The bulk of those wasted funds cannot be recovered, state
comptroller says
By Caroline
Lewis June 13, 2018 3:54 p.m. Updated 06/13/2018
Thanks
to a lack of oversight, the state Health Department doled out $1.3 billion in
six years in Medicaid premiums for people who were already enrolled in other
comprehensive health plans, according to a new report from state
Comptroller Thomas DiNapoli.
The
report found that the state Health Department is not quick enough to disenroll
people when they sign up for coverage with another insurer. The overwhelming
majority of those funds—about $1.2 billion—are not recoverable.
"Glitches
in the state Department of Health's payment system and other problems led to
over a billion dollars in unnecessary spending," DiNapoli said. "The
department needs to improve its procedures and stop this waste of taxpayer
money."
The
waste in question, while considerable, accounts for a fraction of the annual
Medicaid budget. New York's Medicaid program, which is funded by federal, state
and local governments, spent $58 billion for services for some 7.4 million
members in fiscal 2017 alone.
The
majority of Medicaid members in New York are enrolled in mainstream Medicaid
managed-care plans, which are run by private companies or nonprofit
organizations that receive monthly payments for each member from the
government. The state Health Department is responsible for disenrolling members
from those Medicaid plans as soon as it learns they have enrolled in another
comprehensive health plan.
The
state Office of the Medicaid Inspector General contracts with a company called
Health Management Systems to obtain that information and enter it into the
system the state uses to process Medicaid claims.

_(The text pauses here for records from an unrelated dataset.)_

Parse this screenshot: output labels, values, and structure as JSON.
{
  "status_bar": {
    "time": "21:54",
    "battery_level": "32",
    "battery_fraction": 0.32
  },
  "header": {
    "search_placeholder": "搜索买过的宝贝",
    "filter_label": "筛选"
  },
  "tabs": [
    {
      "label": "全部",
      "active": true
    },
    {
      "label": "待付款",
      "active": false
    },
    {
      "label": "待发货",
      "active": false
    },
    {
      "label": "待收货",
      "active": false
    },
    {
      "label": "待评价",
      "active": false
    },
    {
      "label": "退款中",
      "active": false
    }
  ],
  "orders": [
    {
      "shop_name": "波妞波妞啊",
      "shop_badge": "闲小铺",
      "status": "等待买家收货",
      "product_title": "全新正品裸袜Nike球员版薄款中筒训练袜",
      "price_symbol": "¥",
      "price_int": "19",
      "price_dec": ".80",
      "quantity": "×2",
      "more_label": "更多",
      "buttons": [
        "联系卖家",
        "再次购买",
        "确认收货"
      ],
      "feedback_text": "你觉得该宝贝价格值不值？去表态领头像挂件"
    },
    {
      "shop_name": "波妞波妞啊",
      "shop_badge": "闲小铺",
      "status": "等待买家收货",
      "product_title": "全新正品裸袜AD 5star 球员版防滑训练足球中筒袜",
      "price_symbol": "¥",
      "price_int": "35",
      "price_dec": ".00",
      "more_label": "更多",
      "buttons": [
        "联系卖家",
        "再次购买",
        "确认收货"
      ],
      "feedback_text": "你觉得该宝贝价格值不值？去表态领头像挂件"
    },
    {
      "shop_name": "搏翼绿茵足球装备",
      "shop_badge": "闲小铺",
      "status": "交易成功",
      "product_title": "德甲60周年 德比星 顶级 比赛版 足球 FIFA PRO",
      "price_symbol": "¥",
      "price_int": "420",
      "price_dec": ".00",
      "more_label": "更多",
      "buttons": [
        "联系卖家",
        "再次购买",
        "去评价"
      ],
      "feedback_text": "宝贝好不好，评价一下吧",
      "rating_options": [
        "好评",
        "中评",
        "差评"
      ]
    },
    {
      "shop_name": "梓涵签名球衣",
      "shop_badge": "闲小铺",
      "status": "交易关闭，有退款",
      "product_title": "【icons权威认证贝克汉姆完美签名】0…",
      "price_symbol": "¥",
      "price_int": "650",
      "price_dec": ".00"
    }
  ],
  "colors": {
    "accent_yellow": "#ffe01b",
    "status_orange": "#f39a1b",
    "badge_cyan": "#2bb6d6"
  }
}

The New York State of Health
online insurance marketplace and local social services departments also collect
enrollment information.
Yet,
according to the audit, the Health Department too often learns about Medicaid
members' enrollment in third-party plans well after the fact.
In
some of the cases the comptroller's office examined, a person enrolled in a
Medicaid plan was also enrolled in another plan run by the same entity. In
those cases, the state can easily recover any Medicaid premiums paid while the
coverage overlapped. Those cases account for about $26.9 million of the excess
funds paid during the audit period, which extended from January 2012 to
September of last year.
In
other cases, Medicaid recipients were enrolled in a plan from a company that
owned or was related in some other way to the one that operated their Medicaid
plan. In those cases, which account for $70.6 million of the excess funds paid
during the audit period, the state will have to review the relationships
between the companies to determine whether it can recover the money.
But
the state has no recourse to recover the $1.2 billion from Medicaid members
enrolled in plans operated by third-party insurers with no relation to the
company operating the Medicaid plan, the comptroller said.
The
comptroller offered several recommendations to the state Health Department to
help prevent such losses in the future, only some of which the Health
Department said it would consider. One suggestion was for the state to work out
agreements with third-party insurers to get them to provide more frequent
enrollment updates. The Health Department said in its response to the audit
that while it would "explore the opportunity," there's no law in
place specifying how frequently third-party insurers have to provide such
information.
The
state is working with Health Management Systems to review the excess payments
identified in the audit and has so far recovered at least $34.7 million,
according to the report.
"The
Department is committed to protecting taxpayer dollars and ensuring that every
New Yorker has access to high quality health care," the Health Department
said in a statement Wednesday. "We are already conducting comprehensive
reviews of our Medicaid programs, to make sure that payments to Medicaid
managed care plans are not made inappropriately, and are working diligently
with the Office of the Medicaid Inspector General to prevent such payments in
the future and to recoup excess funding."